Stretching is often considered the best method to regain physical flexibility. People also feel that stretching can alleviate muscle conditions and help them get rid of pain and muscle discomfort. However, the science behind stretching has a different perspective.
Stretching deals with passive potential that can either temporarily offer comfort to the body or aggravate any muscular discomfort or pain. Functional Patterns, currently considered a leader in the fitness industry, explains the concept behind it to help people understand whether their muscles need to be stretched or not.

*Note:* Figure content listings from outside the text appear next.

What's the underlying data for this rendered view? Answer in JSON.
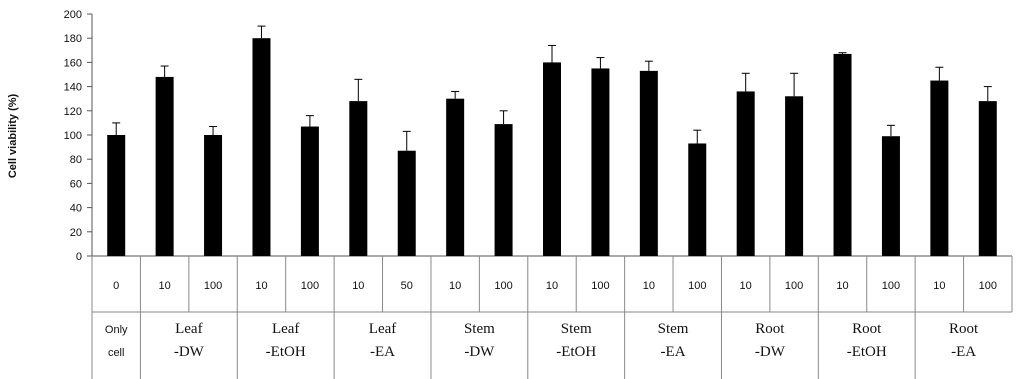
{
  "chart_data": {
    "type": "bar",
    "ylabel": "Cell viability (%)",
    "xlabel": "",
    "ylim": [
      0,
      200
    ],
    "yticks": [
      0,
      20,
      40,
      60,
      80,
      100,
      120,
      140,
      160,
      180,
      200
    ],
    "grid": false,
    "bar_color": "#000000",
    "categories": [
      "0",
      "10",
      "100",
      "10",
      "100",
      "10",
      "50",
      "10",
      "100",
      "10",
      "100",
      "10",
      "100",
      "10",
      "100",
      "10",
      "100",
      "10",
      "100"
    ],
    "values": [
      100,
      148,
      100,
      180,
      107,
      128,
      87,
      130,
      109,
      160,
      155,
      153,
      93,
      136,
      132,
      167,
      99,
      145,
      128
    ],
    "errors": [
      10,
      9,
      7,
      10,
      9,
      18,
      16,
      6,
      11,
      14,
      9,
      8,
      11,
      15,
      19,
      1,
      9,
      11,
      12
    ],
    "groups": [
      {
        "line1": "Only",
        "line2": "cell",
        "span": 1
      },
      {
        "line1": "Leaf",
        "line2": "-DW",
        "span": 2
      },
      {
        "line1": "Leaf",
        "line2": "-EtOH",
        "span": 2
      },
      {
        "line1": "Leaf",
        "line2": "-EA",
        "span": 2
      },
      {
        "line1": "Stem",
        "line2": "-DW",
        "span": 2
      },
      {
        "line1": "Stem",
        "line2": "-EtOH",
        "span": 2
      },
      {
        "line1": "Stem",
        "line2": "-EA",
        "span": 2
      },
      {
        "line1": "Root",
        "line2": "-DW",
        "span": 2
      },
      {
        "line1": "Root",
        "line2": "-EtOH",
        "span": 2
      },
      {
        "line1": "Root",
        "line2": "-EA",
        "span": 2
      }
    ]
  }
}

Functional Patterns is a health and fitness company that started a whole new approach to addressing imbalances in the human body and correcting the way people move. Founded over 12 years ago, the company has been transforming lives through its Functional Patterns methodology. It focuses on creating a sustainable body by making biomechanical adaptations that relate to the way humans evolved to move in space. Through this methodology, people can better prepare their bodies to respond more appropriately to stressors they face in the environment. Functional Patterns also helps in correcting posture and muscle imbalances.

To date, the company has trained and educated thousands of health professionals in Functional Patterns around the world. At present, they have 20 licensed gyms spread across different continents. Through a more scientific approach to stretching, Functional Patterns has proved to rival physiotherapy, chiropractic, and other such treatments. The company has assisted the famous Johnny Eblen through FP to become Bellator’s #1 middleweight contender. Kyle Dake, the renowned freestyle wrestler from Cornell University, has benefited from following this methodology that helped him win 3 world championships and an Olympic bronze medal after he was set to retire dealing with career-ending injuries.
Functional Patterns explains that stretching can ruin the function of your muscles by completely shutting them off. It can also lead to chronic pain or deteriorate an existing muscle condition. For instance, consider a rubber band. When it is overstretched, the rubber band loses its elasticity. Similarly, muscles in the human body respond to stretching by contractions or, as science describes it, reciprocal inhibition.
Let’s use a bicep curl as an example. The length you create on the triceps when the bicep contracts, is what then enables the triceps to contract after it has been lengthened. This is what happens in movement with muscles all over the body. Although as is traditionally done, stretching is a passive process, which doesn’t promote reciprocal inhibition in the body. Over time your muscles will lose their ability to contract, causing instability and tightness in your joints.
If you have muscles that don’t function correctly, this can lead to increased strain on your ligaments and tendons when you move, which can aggravate existing conditions. We also have to consider that muscles don’t function in isolation. There are chains of muscles in the body that must function together for you to move efficiently. This is where stretching can have an adverse impact on the body because it is based on passive motion, and not active motion. Moving correctly is ultimately what’s going to promote the right types of stretches in the body.
Functional Patterns has a completely different approach to healing pain and other muscular conditions. The method focuses on correcting physical imbalances in the body by teaching you how to move better. Functional Patterns focuses on 4 primary functions, which are called the FP First Four: standing, walking, running, and throwing. They use the most basic forms of human movement to help to measure functionality, and physical imbalances causing discomfort, and tightness in the body. The FP First Four provides a code to dictate a way of programming flexibility that respects the human biological blueprint.

So far, Functional Patterns has helped many people with chronic pain function better. The list includes double amputees, people with neurological conditions, people with disc herniations, and many more. This is a proven method that is challenging the dominant concepts in the fitness industry worldwide. With a fail-safe approach and lifelong results, it is only a matter of time before Functional Patterns becomes the household name in the training and healthcare sectors.